A lot of people criticized a photo that you took of a Hurricane Katrina victim who had died in her bed.

I don’t get the big deal with that! It’s a sin to photograph dead people? Hey, I didn’t kill her. I didn’t do it. She was just there.

It made me think of similar high-profile photos that have been accused of “vulturism,” like Frank Fournier’s photo of Omayra Sanchez or Kevin Carter’s photo of the starving toddler in Sudan.

There are certain kinds of criticisms that I might feel guilty about, but that’s not one of them. First of all, I didn’t go out looking for bodies. There was one, and it was transfixing to see it. And it’s not like I dragged out the body. I photographed the body the way that it was on the bed. I didn’t change anything. Give me a break. It’s all this kind of false morality stuff. I shoot a lot of places in slums in India and in Brazil and people say, “Oh, this is a kind of voyeurism, why aren’t you helping them?” What am I supposed to help those people with? I’m going to teach them to use large format cameras? That’s not going to help them in their life at all. I’m supposed to go and be some sort of missionary? No. To me, that’s an arrogant thing. I try to treat them with respect and dignity. I get their permission, and I try to not change their life at all. And I think this is the morally correct stance, and the politically correct stance to take.

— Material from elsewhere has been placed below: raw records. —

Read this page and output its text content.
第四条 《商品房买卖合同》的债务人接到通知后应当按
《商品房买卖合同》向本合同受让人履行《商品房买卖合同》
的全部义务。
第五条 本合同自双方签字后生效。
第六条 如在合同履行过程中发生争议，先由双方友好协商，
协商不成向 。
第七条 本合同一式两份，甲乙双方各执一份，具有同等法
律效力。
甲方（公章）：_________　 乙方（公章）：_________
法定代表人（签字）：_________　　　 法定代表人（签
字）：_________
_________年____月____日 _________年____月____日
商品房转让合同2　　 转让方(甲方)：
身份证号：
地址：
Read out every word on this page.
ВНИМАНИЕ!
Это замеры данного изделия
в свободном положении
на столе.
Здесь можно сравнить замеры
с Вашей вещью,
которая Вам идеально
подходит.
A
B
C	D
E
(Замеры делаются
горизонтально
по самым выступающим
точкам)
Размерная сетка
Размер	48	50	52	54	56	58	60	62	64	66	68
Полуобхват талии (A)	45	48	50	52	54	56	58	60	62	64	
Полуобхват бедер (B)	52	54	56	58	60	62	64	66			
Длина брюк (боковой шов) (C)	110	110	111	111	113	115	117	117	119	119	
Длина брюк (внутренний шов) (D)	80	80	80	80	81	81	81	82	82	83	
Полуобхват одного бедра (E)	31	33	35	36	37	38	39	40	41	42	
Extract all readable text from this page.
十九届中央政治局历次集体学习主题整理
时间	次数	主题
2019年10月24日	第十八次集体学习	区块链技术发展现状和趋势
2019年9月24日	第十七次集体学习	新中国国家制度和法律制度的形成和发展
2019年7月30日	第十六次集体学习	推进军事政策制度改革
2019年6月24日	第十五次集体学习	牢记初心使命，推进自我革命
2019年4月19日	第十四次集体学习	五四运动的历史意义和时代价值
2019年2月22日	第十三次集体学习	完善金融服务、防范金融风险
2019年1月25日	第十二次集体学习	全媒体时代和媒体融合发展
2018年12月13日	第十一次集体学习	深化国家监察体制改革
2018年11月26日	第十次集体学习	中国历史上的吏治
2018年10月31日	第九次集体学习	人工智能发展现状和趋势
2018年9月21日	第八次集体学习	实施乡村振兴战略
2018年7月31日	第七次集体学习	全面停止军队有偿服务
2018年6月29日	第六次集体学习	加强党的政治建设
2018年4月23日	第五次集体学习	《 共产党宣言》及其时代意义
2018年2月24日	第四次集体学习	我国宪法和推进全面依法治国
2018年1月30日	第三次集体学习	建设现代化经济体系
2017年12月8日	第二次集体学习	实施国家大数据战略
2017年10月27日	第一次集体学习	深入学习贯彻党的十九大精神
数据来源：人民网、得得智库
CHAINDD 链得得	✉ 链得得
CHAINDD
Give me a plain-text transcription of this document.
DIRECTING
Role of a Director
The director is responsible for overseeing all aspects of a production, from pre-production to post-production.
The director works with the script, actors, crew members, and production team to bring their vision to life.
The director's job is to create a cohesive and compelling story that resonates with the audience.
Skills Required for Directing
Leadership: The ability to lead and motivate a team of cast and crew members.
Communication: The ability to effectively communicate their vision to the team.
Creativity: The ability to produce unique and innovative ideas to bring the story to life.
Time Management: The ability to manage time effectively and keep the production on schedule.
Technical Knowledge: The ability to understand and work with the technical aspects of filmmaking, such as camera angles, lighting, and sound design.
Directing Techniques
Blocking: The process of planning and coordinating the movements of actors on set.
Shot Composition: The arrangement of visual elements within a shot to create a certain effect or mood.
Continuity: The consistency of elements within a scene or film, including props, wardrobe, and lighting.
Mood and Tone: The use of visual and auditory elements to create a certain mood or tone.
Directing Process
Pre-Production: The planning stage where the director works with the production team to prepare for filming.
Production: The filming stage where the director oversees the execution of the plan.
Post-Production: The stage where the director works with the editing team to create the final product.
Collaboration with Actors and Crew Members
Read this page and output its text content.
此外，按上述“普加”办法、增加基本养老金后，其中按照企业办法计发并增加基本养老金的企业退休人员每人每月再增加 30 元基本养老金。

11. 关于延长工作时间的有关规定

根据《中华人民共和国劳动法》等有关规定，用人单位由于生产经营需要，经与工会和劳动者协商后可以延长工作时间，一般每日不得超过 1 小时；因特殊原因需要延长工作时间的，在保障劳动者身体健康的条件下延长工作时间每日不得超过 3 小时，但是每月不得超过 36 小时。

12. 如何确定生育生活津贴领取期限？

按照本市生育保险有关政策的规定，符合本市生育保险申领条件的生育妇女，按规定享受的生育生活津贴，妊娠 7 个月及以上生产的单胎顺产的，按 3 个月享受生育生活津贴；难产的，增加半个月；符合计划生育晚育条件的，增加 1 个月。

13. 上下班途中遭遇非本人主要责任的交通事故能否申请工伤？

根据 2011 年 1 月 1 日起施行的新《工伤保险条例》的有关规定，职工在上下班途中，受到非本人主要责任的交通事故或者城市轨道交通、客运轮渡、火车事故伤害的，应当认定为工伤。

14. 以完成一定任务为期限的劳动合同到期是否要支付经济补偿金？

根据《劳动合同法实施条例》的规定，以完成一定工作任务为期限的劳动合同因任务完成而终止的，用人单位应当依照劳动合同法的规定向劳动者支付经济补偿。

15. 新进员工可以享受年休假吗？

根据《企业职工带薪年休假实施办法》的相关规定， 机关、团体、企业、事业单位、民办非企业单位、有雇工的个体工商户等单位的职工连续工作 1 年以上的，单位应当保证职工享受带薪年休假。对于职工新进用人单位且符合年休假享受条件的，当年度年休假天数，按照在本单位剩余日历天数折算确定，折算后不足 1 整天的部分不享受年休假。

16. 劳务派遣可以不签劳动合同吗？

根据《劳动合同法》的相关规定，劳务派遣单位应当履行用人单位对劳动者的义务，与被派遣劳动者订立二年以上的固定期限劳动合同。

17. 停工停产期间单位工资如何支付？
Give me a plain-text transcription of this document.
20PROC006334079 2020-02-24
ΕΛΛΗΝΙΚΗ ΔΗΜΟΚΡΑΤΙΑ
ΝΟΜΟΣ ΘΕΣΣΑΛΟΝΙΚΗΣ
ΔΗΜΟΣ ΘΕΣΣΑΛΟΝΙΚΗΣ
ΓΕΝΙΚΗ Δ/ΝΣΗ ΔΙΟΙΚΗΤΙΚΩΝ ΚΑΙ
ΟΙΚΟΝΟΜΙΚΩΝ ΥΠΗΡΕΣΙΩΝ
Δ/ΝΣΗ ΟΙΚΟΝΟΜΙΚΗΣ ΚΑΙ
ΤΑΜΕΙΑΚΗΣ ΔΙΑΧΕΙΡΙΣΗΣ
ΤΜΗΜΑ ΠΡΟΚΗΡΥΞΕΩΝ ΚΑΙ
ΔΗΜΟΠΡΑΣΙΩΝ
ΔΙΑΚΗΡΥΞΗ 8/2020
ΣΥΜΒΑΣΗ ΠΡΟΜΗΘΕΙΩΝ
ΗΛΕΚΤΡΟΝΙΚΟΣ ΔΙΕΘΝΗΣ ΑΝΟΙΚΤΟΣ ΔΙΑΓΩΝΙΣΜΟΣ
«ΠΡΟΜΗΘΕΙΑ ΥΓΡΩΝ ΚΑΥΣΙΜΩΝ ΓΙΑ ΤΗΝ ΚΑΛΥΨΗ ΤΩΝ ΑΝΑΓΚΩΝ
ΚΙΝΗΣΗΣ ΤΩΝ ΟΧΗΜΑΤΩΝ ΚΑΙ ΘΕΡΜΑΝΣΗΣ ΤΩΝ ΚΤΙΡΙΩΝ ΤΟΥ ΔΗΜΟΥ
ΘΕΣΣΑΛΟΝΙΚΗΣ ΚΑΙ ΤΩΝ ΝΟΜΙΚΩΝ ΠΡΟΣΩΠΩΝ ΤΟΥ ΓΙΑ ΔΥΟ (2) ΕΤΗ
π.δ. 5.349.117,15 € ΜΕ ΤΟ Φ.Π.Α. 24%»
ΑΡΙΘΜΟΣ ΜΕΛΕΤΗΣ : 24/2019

Where do you draw the line when it comes to photographing destruction or atrocity?

I don’t think there’s a line. Why is there a line? Why? If you want to speak about Katrina, the aftermath… What can I say? All this internal dialogue, these understandable fears that we may have about death… Death is part of life. It has its place. It exists. I don’t see why it’s sinful to look at.

Are those things difficult for you to photograph?

When I shoot I don’t feel anything. I feel before and after, but I come with a pre-loaded gun. I just do the labors, the proper labors of doing it. I try not to feel too much.

Two years after Katrina, you infamously sold some photos to the Brazilian government for use in a campaign against smoking.

They wrote me emails begging me to use the pictures, they thought they had a certain psychological content, but still… I guess I shouldn’t have done that. I get so much crap for that.

Do you think that changes the original value of the photos?

But there is what I call literary meaning, which is of the now, and then there’s that kind of meta-history that I spoke of. The people in Brazil are relating to the meta-history of it. In Brazil, 9/11 never happened, Katrina is just a woman’s name. I don’t think it devalued those people. The residents of New Orleans 100 years from now will look at those pictures in a different way also. There’s a certain change that happens in historical perception when that occurs. And it doesn’t bother me.